O desconforto físico oscilava entre dores e limitações. “Não conseguia dormir de bruços e cheguei ao cúmulo de, recebendo uma massagem, pedir duas almofadas para apoiar barriga e pescoço.”
Renata e outras mulheres que fizeram implantes também relatam problemas no organismo que a comunidade científica estuda, mas não associa ao silicone. “Nos últimos três anos tive uma piora generalizada na saúde. Meus joelhos doíam muito, tive problemas intestinais, não conseguia respirar bem e sentia fadiga extrema, dormia em qualquer lugar”, conta.
Os sintomas vêm sendo popularmente chamados de “breast implant illness”, ou “doença do implante de mama”, em português. Uma lista de quase 60 ocorrências, onde aparecem também dores de cabeça, secura nas mucosas e palpitações, circula em sites e grupos de pacientes identificadas com o quadro. A notoriedade cresce a partir de relatos como o da modelo americana Sara X Mills que, em agosto de 2016, retirou as próteses de 500 mililitros.
Ela explicou a decisão aos fãs em um texto na internet: “Desde imediatamente após a cirurgia, comecei a me sentir mal”, comentou, citando falta de ar, inflamações repetidas e inchaço peitoral, entre outros problemas. Em sua conta no Instagram, Mills usa a hashtag #explant (“explante”, como a retirada é às vezes chamada nos EUA) para advogar contra a plástica. “Quero espalhar conhecimento sobre as sérias desvantagens dos implantes”, afirma.
Não está claro que silicone traga problemas
Em artigos científicos, o silicone entra numa lista grande —vacinas e outros corpos externos incluídos— de possíveis gatilhos para reações autoimunes. Os quadros dependem, acredita-se, de predisposição genética e envelhecimento da prótese, que tem recheio e invólucro feitos do material. A doença é chamada de ASIA, sigla em inglês para síndrome autoimune induzida por adjuvantes, mas não há consenso sobre a causalidade dos implantes mamários.
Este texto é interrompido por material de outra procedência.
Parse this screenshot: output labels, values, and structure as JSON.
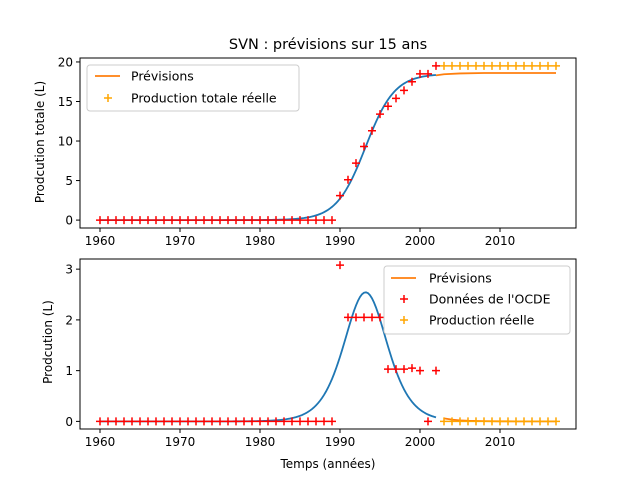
{
  "chart_data": [
    {
      "type": "line",
      "title": "SVN : prévisions sur 15 ans",
      "xlabel": "",
      "ylabel": "Prodcution totale (L)",
      "xlim": [
        1957.5,
        2019.5
      ],
      "ylim": [
        -1,
        20.5
      ],
      "xticks": [
        1960,
        1970,
        1980,
        1990,
        2000,
        2010
      ],
      "yticks": [
        0,
        5,
        10,
        15,
        20
      ],
      "legend_position": "top-left",
      "model_curve": {
        "type": "logistic",
        "K": 18.5,
        "r": 0.55,
        "t0": 1993.2,
        "x_from": 1960,
        "x_to": 2002,
        "color": "#1f77b4"
      },
      "series": [
        {
          "name": "Prévisions",
          "kind": "line",
          "color": "#ff7f0e",
          "x": [
            2002,
            2003,
            2005,
            2008,
            2012,
            2017
          ],
          "y": [
            18.3,
            18.45,
            18.55,
            18.6,
            18.6,
            18.6
          ]
        },
        {
          "name": "Production totale réelle",
          "kind": "marker",
          "color": "#ffa500",
          "x": [
            2003,
            2004,
            2005,
            2006,
            2007,
            2008,
            2009,
            2010,
            2011,
            2012,
            2013,
            2014,
            2015,
            2016,
            2017
          ],
          "y": [
            19.5,
            19.5,
            19.5,
            19.5,
            19.5,
            19.5,
            19.5,
            19.5,
            19.5,
            19.5,
            19.5,
            19.5,
            19.5,
            19.5,
            19.5
          ]
        },
        {
          "name": "",
          "kind": "marker",
          "color": "#ff0000",
          "x": [
            1960,
            1961,
            1962,
            1963,
            1964,
            1965,
            1966,
            1967,
            1968,
            1969,
            1970,
            1971,
            1972,
            1973,
            1974,
            1975,
            1976,
            1977,
            1978,
            1979,
            1980,
            1981,
            1982,
            1983,
            1984,
            1985,
            1986,
            1987,
            1988,
            1989,
            1990,
            1991,
            1992,
            1993,
            1994,
            1995,
            1996,
            1997,
            1998,
            1999,
            2000,
            2001,
            2002
          ],
          "y": [
            0,
            0,
            0,
            0,
            0,
            0,
            0,
            0,
            0,
            0,
            0,
            0,
            0,
            0,
            0,
            0,
            0,
            0,
            0,
            0,
            0,
            0,
            0,
            0,
            0,
            0,
            0,
            0,
            0,
            0,
            3.1,
            5.1,
            7.2,
            9.3,
            11.3,
            13.4,
            14.4,
            15.4,
            16.4,
            17.5,
            18.5,
            18.5,
            19.5
          ]
        }
      ]
    },
    {
      "type": "line",
      "title": "",
      "xlabel": "Temps (années)",
      "ylabel": "Prodcution (L)",
      "xlim": [
        1957.5,
        2019.5
      ],
      "ylim": [
        -0.15,
        3.2
      ],
      "xticks": [
        1960,
        1970,
        1980,
        1990,
        2000,
        2010
      ],
      "yticks": [
        0,
        1,
        2,
        3
      ],
      "legend_position": "top-right",
      "model_curve": {
        "type": "logistic-derivative",
        "K": 18.5,
        "r": 0.55,
        "t0": 1993.2,
        "x_from": 1960,
        "x_to": 2002,
        "color": "#1f77b4"
      },
      "series": [
        {
          "name": "Prévisions",
          "kind": "line",
          "color": "#ff7f0e",
          "x": [
            2003,
            2004,
            2005,
            2006,
            2008,
            2010,
            2012,
            2017
          ],
          "y": [
            0.06,
            0.035,
            0.02,
            0.012,
            0.005,
            0.002,
            0.001,
            0.0
          ]
        },
        {
          "name": "Données de l'OCDE",
          "kind": "marker",
          "color": "#ff0000",
          "x": [
            1960,
            1961,
            1962,
            1963,
            1964,
            1965,
            1966,
            1967,
            1968,
            1969,
            1970,
            1971,
            1972,
            1973,
            1974,
            1975,
            1976,
            1977,
            1978,
            1979,
            1980,
            1981,
            1982,
            1983,
            1984,
            1985,
            1986,
            1987,
            1988,
            1989,
            1990,
            1991,
            1992,
            1993,
            1994,
            1995,
            1996,
            1997,
            1998,
            1999,
            2000,
            2001,
            2002
          ],
          "y": [
            0,
            0,
            0,
            0,
            0,
            0,
            0,
            0,
            0,
            0,
            0,
            0,
            0,
            0,
            0,
            0,
            0,
            0,
            0,
            0,
            0,
            0,
            0,
            0,
            0,
            0,
            0,
            0,
            0,
            0,
            3.08,
            2.05,
            2.05,
            2.05,
            2.05,
            2.05,
            1.03,
            1.03,
            1.03,
            1.05,
            1.0,
            0.0,
            1.0
          ]
        },
        {
          "name": "Production réelle",
          "kind": "marker",
          "color": "#ffa500",
          "x": [
            2003,
            2004,
            2005,
            2006,
            2007,
            2008,
            2009,
            2010,
            2011,
            2012,
            2013,
            2014,
            2015,
            2016,
            2017
          ],
          "y": [
            0,
            0,
            0,
            0,
            0,
            0,
            0,
            0,
            0,
            0,
            0,
            0,
            0,
            0,
            0
          ]
        }
      ]
    }
  ]
}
“Nos anos 90, os Estados Unidos declararam uma moratória ao silicone justamente por suspeitar das reações. Passaram a usar próteses salinas e isso durou cerca de 20 anos. Fizeram estudos, mas chegaram à conclusão que não dava para culpar o silicone. A prevalência de doentes era a mesma que na população geral”, afirma Coutinho.
Quatro meses após a cirurgia, Renata sente melhora em alguns sintomas, segundo ela. “Desinchei no corpo inteiro e perdi cinco quilos. Não tive mais dores, parei dormir em qualquer canto e recuperei o viço da pele”.
O debate em que ela e outras mulheres entraram, no entanto, vai além da suspeita médica. “É mais do que isso. É um questionamento sobre a cirurgia em si. A gente não precisa de um pedaço de gel para ser feliz. E ela pode doer, sim. Não é tão confortável quanto dizem”, afirma. Zi fez o implante aos 22 anos, influenciada por outras jovens. “Na época, tinha amigas que estavam fazendo. Havia acabado de sair da faculdade, tinha cara de menininha e queria ser vista como mulher, achava que o peitão me daria isso”, conta.
Operada dez anos atrás, a engenheira Camila também tinha uma visão diferente. “Eu era muito nova, tinha os seios caídos e vergonha de me relacionar com o namoradinho. Se paro para pensar, vejo que a decisão de me operar teve a ver com a pressão que recebemos em relação ao padrão de beleza. Hoje, vejo a plástica como uma mutilação.”
*O nome da entrevista foi alterado para preservar sua identidade.